Postmodernism, deconstruction, and multiculturalism have their own black holes, and even though subjectivity at the level with which PKD can be fully engaged remains incommunicable, it doesn’t matter; if one penetrates his writing deeply enough, one will find not two sets of foot prints, but one. From there nothing, indeed, is what it seems.

Ragle Gumm said...

Hey John,
We're all (hopefully) friends around here. Certainly I didn't mean to minimize your contribution to understanding Dick. It's just, you know, a little pepper for the page, to make up for the fact that I am simply posting links on the page, rather than doing something important like comparing PKD with another important thinker.

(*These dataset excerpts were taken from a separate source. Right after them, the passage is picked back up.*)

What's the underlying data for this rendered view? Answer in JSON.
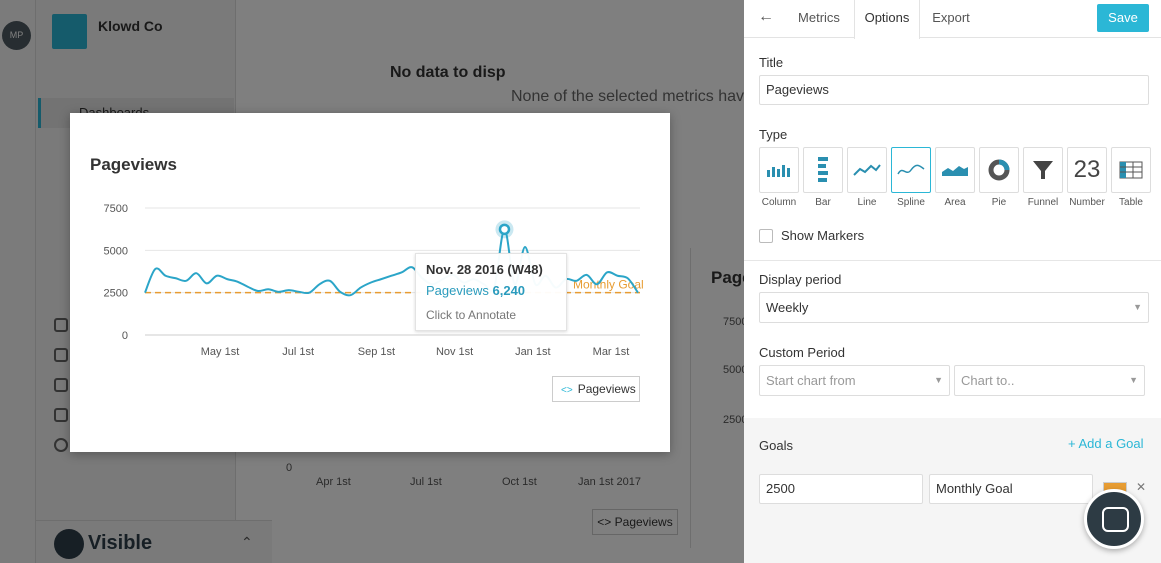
{
  "background": {
    "avatar_initials": "MP",
    "company_name": "Klowd Co",
    "sidebar_item": "Dashboards",
    "nodata_title": "No data to disp",
    "nodata_subtitle": "None of the selected metrics hav",
    "card_title": "Page",
    "card_y_ticks": [
      "7500",
      "5000",
      "2500",
      "0"
    ],
    "x_ticks": [
      "Apr 1st",
      "Jul 1st",
      "Oct 1st",
      "Jan 1st 2017"
    ],
    "legend_label": "Pageviews",
    "brand": "Visible"
  },
  "modal": {
    "title": "Pageviews",
    "legend_label": "Pageviews",
    "tooltip": {
      "date": "Nov. 28 2016 (W48)",
      "series": "Pageviews",
      "value": "6,240",
      "hint": "Click to Annotate"
    }
  },
  "chart_data": {
    "type": "line",
    "title": "Pageviews",
    "xlabel": "",
    "ylabel": "",
    "ylim": [
      0,
      7500
    ],
    "y_ticks": [
      "7500",
      "5000",
      "2500",
      "0"
    ],
    "x_ticks": [
      "May 1st",
      "Jul 1st",
      "Sep 1st",
      "Nov 1st",
      "Jan 1st",
      "Mar 1st"
    ],
    "grid": true,
    "series": [
      {
        "name": "Pageviews",
        "color": "#2ba5c8",
        "values": [
          2500,
          3900,
          3500,
          3350,
          3200,
          3650,
          3050,
          3500,
          3300,
          3150,
          2850,
          2600,
          2700,
          2550,
          2650,
          2550,
          2500,
          3000,
          3200,
          2550,
          2350,
          2800,
          3100,
          3300,
          3500,
          3700,
          4000,
          3350,
          3000,
          3300,
          3550,
          3100,
          3300,
          3000,
          2800,
          6240,
          3000,
          5200,
          3000,
          3500,
          2800,
          3300,
          3200,
          3550,
          3000,
          3700,
          3500,
          3350,
          2500
        ]
      }
    ],
    "goal": {
      "name": "Monthly Goal",
      "value": 2500,
      "color": "#e79c32"
    },
    "highlight_index": 35
  },
  "panel": {
    "tabs": [
      "Metrics",
      "Options",
      "Export"
    ],
    "active_tab": "Options",
    "save_label": "Save",
    "title_label": "Title",
    "title_value": "Pageviews",
    "type_label": "Type",
    "types": [
      "Column",
      "Bar",
      "Line",
      "Spline",
      "Area",
      "Pie",
      "Funnel",
      "Number",
      "Table"
    ],
    "selected_type": "Spline",
    "number_glyph": "23",
    "show_markers_label": "Show Markers",
    "display_period_label": "Display period",
    "display_period_value": "Weekly",
    "custom_period_label": "Custom Period",
    "start_placeholder": "Start chart from",
    "end_placeholder": "Chart to..",
    "goals_label": "Goals",
    "add_goal_label": "+ Add a Goal",
    "goal_value": "2500",
    "goal_name": "Monthly Goal",
    "accent": "#2bb7d6"
  }
}
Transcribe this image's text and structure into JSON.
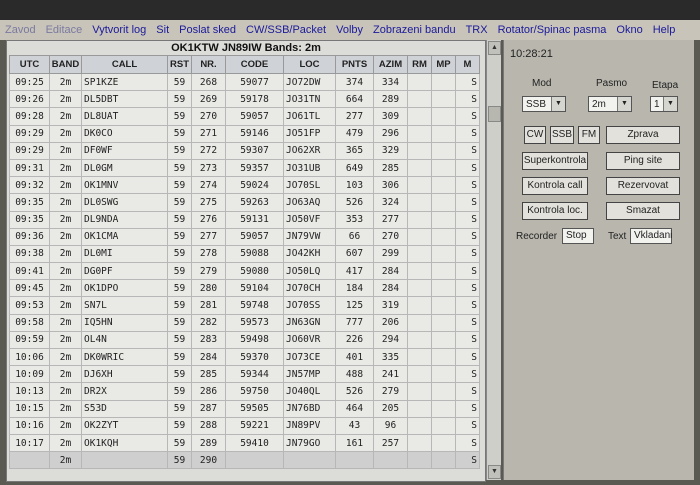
{
  "menu": [
    "Zavod",
    "Editace",
    "Vytvorit log",
    "Sit",
    "Poslat sked",
    "CW/SSB/Packet",
    "Volby",
    "Zobrazeni bandu",
    "TRX",
    "Rotator/Spinac pasma",
    "Okno",
    "Help"
  ],
  "log": {
    "title": "OK1KTW  JN89IW  Bands:  2m",
    "headers": [
      "UTC",
      "BAND",
      "CALL",
      "RST",
      "NR.",
      "CODE",
      "LOC",
      "PNTS",
      "AZIM",
      "RM",
      "MP",
      "M"
    ],
    "rows": [
      [
        "09:25",
        "2m",
        "SP1KZE",
        "59",
        "268",
        "59077",
        "JO72DW",
        "374",
        "334",
        "",
        "",
        "S"
      ],
      [
        "09:26",
        "2m",
        "DL5DBT",
        "59",
        "269",
        "59178",
        "JO31TN",
        "664",
        "289",
        "",
        "",
        "S"
      ],
      [
        "09:28",
        "2m",
        "DL8UAT",
        "59",
        "270",
        "59057",
        "JO61TL",
        "277",
        "309",
        "",
        "",
        "S"
      ],
      [
        "09:29",
        "2m",
        "DK0CO",
        "59",
        "271",
        "59146",
        "JO51FP",
        "479",
        "296",
        "",
        "",
        "S"
      ],
      [
        "09:29",
        "2m",
        "DF0WF",
        "59",
        "272",
        "59307",
        "JO62XR",
        "365",
        "329",
        "",
        "",
        "S"
      ],
      [
        "09:31",
        "2m",
        "DL0GM",
        "59",
        "273",
        "59357",
        "JO31UB",
        "649",
        "285",
        "",
        "",
        "S"
      ],
      [
        "09:32",
        "2m",
        "OK1MNV",
        "59",
        "274",
        "59024",
        "JO70SL",
        "103",
        "306",
        "",
        "",
        "S"
      ],
      [
        "09:35",
        "2m",
        "DL0SWG",
        "59",
        "275",
        "59263",
        "JO63AQ",
        "526",
        "324",
        "",
        "",
        "S"
      ],
      [
        "09:35",
        "2m",
        "DL9NDA",
        "59",
        "276",
        "59131",
        "JO50VF",
        "353",
        "277",
        "",
        "",
        "S"
      ],
      [
        "09:36",
        "2m",
        "OK1CMA",
        "59",
        "277",
        "59057",
        "JN79VW",
        "66",
        "270",
        "",
        "",
        "S"
      ],
      [
        "09:38",
        "2m",
        "DL0MI",
        "59",
        "278",
        "59088",
        "JO42KH",
        "607",
        "299",
        "",
        "",
        "S"
      ],
      [
        "09:41",
        "2m",
        "DG0PF",
        "59",
        "279",
        "59080",
        "JO50LQ",
        "417",
        "284",
        "",
        "",
        "S"
      ],
      [
        "09:45",
        "2m",
        "OK1DPO",
        "59",
        "280",
        "59104",
        "JO70CH",
        "184",
        "284",
        "",
        "",
        "S"
      ],
      [
        "09:53",
        "2m",
        "SN7L",
        "59",
        "281",
        "59748",
        "JO70SS",
        "125",
        "319",
        "",
        "",
        "S"
      ],
      [
        "09:58",
        "2m",
        "IQ5HN",
        "59",
        "282",
        "59573",
        "JN63GN",
        "777",
        "206",
        "",
        "",
        "S"
      ],
      [
        "09:59",
        "2m",
        "OL4N",
        "59",
        "283",
        "59498",
        "JO60VR",
        "226",
        "294",
        "",
        "",
        "S"
      ],
      [
        "10:06",
        "2m",
        "DK0WRIC",
        "59",
        "284",
        "59370",
        "JO73CE",
        "401",
        "335",
        "",
        "",
        "S"
      ],
      [
        "10:09",
        "2m",
        "DJ6XH",
        "59",
        "285",
        "59344",
        "JN57MP",
        "488",
        "241",
        "",
        "",
        "S"
      ],
      [
        "10:13",
        "2m",
        "DR2X",
        "59",
        "286",
        "59750",
        "JO40QL",
        "526",
        "279",
        "",
        "",
        "S"
      ],
      [
        "10:15",
        "2m",
        "S53D",
        "59",
        "287",
        "59505",
        "JN76BD",
        "464",
        "205",
        "",
        "",
        "S"
      ],
      [
        "10:16",
        "2m",
        "OK2ZYT",
        "59",
        "288",
        "59221",
        "JN89PV",
        "43",
        "96",
        "",
        "",
        "S"
      ],
      [
        "10:17",
        "2m",
        "OK1KQH",
        "59",
        "289",
        "59410",
        "JN79GO",
        "161",
        "257",
        "",
        "",
        "S"
      ],
      [
        "",
        "2m",
        "",
        "59",
        "290",
        "",
        "",
        "",
        "",
        "",
        "",
        "S"
      ]
    ]
  },
  "control": {
    "clock": "10:28:21",
    "mod_label": "Mod",
    "pasmo_label": "Pasmo",
    "etapa_label": "Etapa",
    "mod_value": "SSB",
    "pasmo_value": "2m",
    "etapa_value": "1",
    "btn_cw": "CW",
    "btn_ssb": "SSB",
    "btn_fm": "FM",
    "btn_zprava": "Zprava",
    "btn_superkontrola": "Superkontrola",
    "btn_ping": "Ping site",
    "btn_kontrola_call": "Kontrola call",
    "btn_rezervovat": "Rezervovat",
    "btn_kontrola_loc": "Kontrola loc.",
    "btn_smazat": "Smazat",
    "recorder_label": "Recorder",
    "recorder_value": "Stop",
    "text_label": "Text",
    "text_value": "Vkladani"
  }
}
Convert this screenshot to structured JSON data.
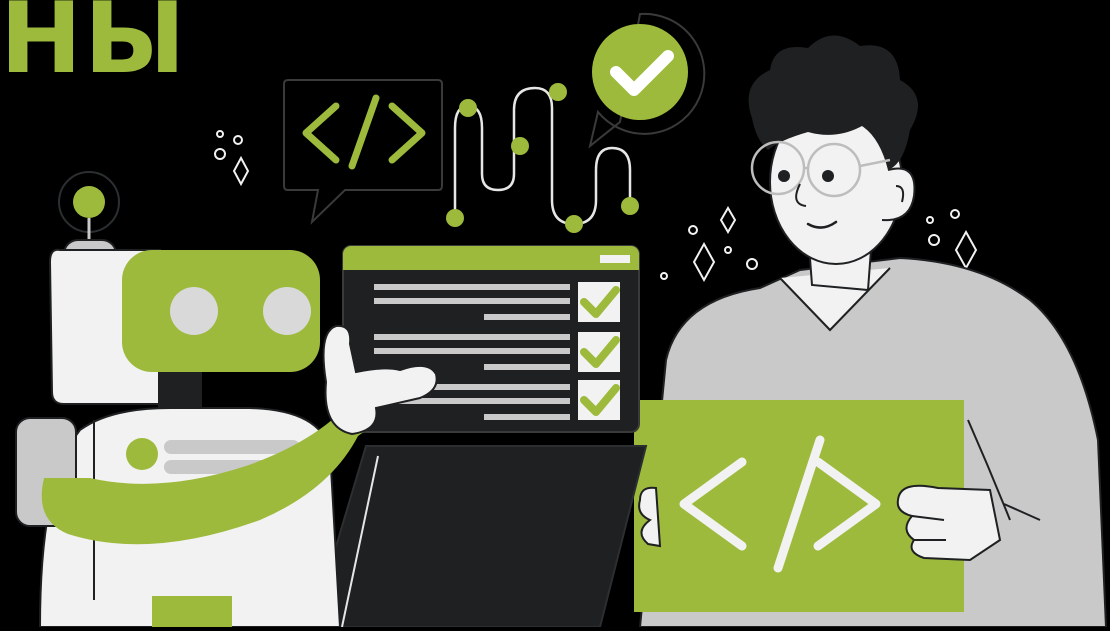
{
  "title": {
    "text": "НЫ"
  },
  "colors": {
    "background": "#000000",
    "accent": "#9dba3c",
    "ink": "#1e2022",
    "light": "#f2f2f2",
    "gray": "#c9c9c9"
  },
  "illustration": {
    "elements": [
      "code-speech-bubble",
      "flow-path-with-dots",
      "check-speech-bubble",
      "robot",
      "laptop",
      "checklist-screen",
      "developer-person",
      "code-sign"
    ]
  }
}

I asked some people more familiar with Wilber's work about the comparison and they pointed out that Wilber was kind of a 'straight edge' and that his vision of reality gave very little credence to stuff like visions, hallucinations, revelation, etc. Not to say this attitude is wrong, but it certainly differs from Dick's.

Hope you got some traffic to your site out of the whole thing...

John Lentz said...

Yes, indeed. All friends.

Marinh00s said...

Happy New Year Thank you for this blog!